So Greg Stolze started this thread on RPG.net where he proposed replacing "hit points" with "miss points." It's a neat bit of wheel-reinvention phrased as something revelatory. What he's suggesting is pretty close to how hit points work in every edition of D&D -- in that they're not intended to be solely a measure of a character's capacity to be stabbed 17 times in the back -- or, to get a little closer, Vitality/Wounds in D20 Star Wars. That's a little unfair -- some good ideas came out of that thread, and we are talking about Greg Stolze, here.
Why am I bringing this up here? Because of this other thread, where Matt Sheridan talks about applying this concept to FATE. I know what you're thinking: FATE already has this in the form of stress tracks. Taking stress without taking a consequence generally represents a near-miss. But Matt's looking for something different. He points out that while failed attacks are misses, merely taking stress is often framed as a miss, too. So what's the difference? He proposes making hits hits and misses misses by not giving the defender a defense roll at all, but substituting a different die mechanic in its place:
But what if, instead, we gave them a different kind of defense roll that actually replenished the stress track? Actually, let's just start using the phrase "defense tokens", instead of "stress track".(Of course, the real answer here is just cutting out stress tracks altogether. Now every hit is significant. But I digress.)
So you're making a defense roll per round instead of per attack, and thus multiple attackers become pretty scary (and involve less rolling). Let's say you also can't replenish defense tokens with the same skills you use to attack, so it'll be possible for characters to be better at dishing it out than taking it (something I almost always want in my NPCs), leading to faster and nastier fights. Naturally, you can tag aspects on your defense rolls as well as your attack rolls (appropriate for moves like taking cover).
All that rolling is a little much for me, but it's cool nonetheless. And since I used stress tracks in the supers game I ran at OrcCon, I started thinking about what I could do to stress tracks to make me want to use them more often. So how about this:
Stress tracks clear at the top of every round, and absorb incoming stress, like usual. However, you can "burn" a stress box to get a bonus of some kind on a roll -- say, +1 per stress box burned. Helpful, but not as good as a Fate Point. Or maybe it should be +2, to make it a last-ditch option when you're unwilling (or unable) to spend Fate Points.

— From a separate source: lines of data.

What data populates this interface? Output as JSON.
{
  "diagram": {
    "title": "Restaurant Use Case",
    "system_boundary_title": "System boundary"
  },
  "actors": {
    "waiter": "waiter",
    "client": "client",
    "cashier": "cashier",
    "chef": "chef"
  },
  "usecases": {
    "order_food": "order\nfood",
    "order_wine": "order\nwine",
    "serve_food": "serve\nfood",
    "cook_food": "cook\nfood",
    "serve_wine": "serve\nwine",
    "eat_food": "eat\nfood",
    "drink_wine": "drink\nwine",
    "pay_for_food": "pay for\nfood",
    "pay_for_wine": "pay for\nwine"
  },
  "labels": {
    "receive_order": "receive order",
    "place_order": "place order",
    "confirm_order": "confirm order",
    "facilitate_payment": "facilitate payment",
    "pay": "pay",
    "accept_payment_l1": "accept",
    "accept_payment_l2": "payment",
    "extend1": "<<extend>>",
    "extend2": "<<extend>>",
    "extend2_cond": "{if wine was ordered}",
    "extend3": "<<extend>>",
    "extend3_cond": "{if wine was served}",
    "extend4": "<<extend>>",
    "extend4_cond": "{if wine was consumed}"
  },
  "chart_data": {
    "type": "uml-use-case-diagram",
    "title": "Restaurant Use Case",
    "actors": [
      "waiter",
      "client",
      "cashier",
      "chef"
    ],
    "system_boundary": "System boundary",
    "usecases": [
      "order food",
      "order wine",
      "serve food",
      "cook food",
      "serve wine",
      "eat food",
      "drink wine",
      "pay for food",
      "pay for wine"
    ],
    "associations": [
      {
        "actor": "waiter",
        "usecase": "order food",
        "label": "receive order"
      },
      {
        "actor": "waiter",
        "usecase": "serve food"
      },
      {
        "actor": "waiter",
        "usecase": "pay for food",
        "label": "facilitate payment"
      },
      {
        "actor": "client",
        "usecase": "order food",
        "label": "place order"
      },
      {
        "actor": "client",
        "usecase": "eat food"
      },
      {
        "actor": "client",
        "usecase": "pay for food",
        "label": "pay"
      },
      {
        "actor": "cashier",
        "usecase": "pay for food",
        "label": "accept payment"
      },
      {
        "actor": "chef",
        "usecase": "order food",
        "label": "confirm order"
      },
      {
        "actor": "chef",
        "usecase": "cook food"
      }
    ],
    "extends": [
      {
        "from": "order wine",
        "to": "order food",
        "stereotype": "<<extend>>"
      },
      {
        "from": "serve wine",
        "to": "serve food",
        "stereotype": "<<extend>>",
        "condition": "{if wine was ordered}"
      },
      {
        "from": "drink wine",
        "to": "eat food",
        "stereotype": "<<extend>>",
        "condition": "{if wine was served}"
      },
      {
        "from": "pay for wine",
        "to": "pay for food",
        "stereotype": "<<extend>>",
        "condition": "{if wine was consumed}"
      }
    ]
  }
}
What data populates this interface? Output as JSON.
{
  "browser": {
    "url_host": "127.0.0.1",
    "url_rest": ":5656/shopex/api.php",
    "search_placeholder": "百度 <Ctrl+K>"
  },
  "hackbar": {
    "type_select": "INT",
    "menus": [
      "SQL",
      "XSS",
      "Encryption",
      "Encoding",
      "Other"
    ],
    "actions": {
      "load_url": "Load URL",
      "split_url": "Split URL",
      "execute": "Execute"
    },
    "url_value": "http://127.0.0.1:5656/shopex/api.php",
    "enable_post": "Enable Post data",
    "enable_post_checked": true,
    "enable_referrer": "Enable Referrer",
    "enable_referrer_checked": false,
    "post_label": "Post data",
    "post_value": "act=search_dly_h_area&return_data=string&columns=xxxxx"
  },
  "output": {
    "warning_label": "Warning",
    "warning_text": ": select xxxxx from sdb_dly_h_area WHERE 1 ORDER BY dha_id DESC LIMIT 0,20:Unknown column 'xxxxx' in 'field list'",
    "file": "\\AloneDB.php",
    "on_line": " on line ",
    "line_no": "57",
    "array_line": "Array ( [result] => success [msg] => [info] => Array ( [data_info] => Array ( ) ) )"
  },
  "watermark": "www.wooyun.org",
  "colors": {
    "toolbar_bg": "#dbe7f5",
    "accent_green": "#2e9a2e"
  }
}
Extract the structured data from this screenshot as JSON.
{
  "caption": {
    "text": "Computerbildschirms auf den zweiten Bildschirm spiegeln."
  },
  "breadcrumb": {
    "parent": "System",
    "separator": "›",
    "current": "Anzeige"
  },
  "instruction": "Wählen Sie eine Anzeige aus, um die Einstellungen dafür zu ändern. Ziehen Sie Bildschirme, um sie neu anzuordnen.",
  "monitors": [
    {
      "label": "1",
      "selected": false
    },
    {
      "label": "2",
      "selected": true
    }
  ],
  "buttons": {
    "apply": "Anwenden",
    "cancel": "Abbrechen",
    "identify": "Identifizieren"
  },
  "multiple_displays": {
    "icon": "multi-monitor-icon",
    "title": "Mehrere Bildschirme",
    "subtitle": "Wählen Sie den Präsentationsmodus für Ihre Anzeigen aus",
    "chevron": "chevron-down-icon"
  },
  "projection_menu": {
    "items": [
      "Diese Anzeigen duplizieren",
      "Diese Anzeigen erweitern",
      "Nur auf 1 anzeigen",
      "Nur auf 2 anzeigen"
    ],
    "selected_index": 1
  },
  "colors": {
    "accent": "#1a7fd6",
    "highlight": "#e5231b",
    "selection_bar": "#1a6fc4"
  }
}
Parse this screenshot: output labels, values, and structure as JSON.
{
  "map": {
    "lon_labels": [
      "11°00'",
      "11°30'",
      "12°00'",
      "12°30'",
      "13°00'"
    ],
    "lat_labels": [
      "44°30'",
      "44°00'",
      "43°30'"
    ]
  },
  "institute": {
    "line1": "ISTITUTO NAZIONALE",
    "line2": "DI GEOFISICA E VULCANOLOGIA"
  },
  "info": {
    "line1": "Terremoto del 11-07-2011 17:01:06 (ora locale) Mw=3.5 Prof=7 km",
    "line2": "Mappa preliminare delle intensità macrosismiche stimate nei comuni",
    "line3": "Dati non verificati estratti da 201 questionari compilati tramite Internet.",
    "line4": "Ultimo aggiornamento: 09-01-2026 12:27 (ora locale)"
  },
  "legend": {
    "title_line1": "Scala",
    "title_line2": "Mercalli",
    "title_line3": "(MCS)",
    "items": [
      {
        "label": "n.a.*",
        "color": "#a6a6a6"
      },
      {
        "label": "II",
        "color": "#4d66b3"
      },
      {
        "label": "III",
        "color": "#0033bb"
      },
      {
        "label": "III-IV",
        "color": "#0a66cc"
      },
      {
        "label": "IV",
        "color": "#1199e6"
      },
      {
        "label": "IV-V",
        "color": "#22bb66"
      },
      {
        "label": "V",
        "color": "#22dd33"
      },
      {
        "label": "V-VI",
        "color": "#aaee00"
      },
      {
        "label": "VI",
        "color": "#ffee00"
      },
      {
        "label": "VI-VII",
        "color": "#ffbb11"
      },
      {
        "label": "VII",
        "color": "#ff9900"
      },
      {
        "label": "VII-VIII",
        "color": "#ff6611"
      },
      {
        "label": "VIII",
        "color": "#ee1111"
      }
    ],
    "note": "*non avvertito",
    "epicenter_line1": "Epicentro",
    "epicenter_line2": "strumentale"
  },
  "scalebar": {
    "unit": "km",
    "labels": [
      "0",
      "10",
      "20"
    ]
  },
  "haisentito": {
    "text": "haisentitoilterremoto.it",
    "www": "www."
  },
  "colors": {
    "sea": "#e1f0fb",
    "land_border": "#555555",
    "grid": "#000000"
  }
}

In any event, burning a stress box means losing it for some period of time. In fact, it means losing a box from both the Health and Composure stress tracks. Those boxes don't come back until... I dunno. The next scene? The longer it takes, the less inclined players will be to burn them, so I think making it a per-scene thing feels about right.
Obviously, just because of the way it works out, this is something you'd do when you're on the offensive, not the defensive, so it'd be a balance between improving a roll now and staying on your feet later.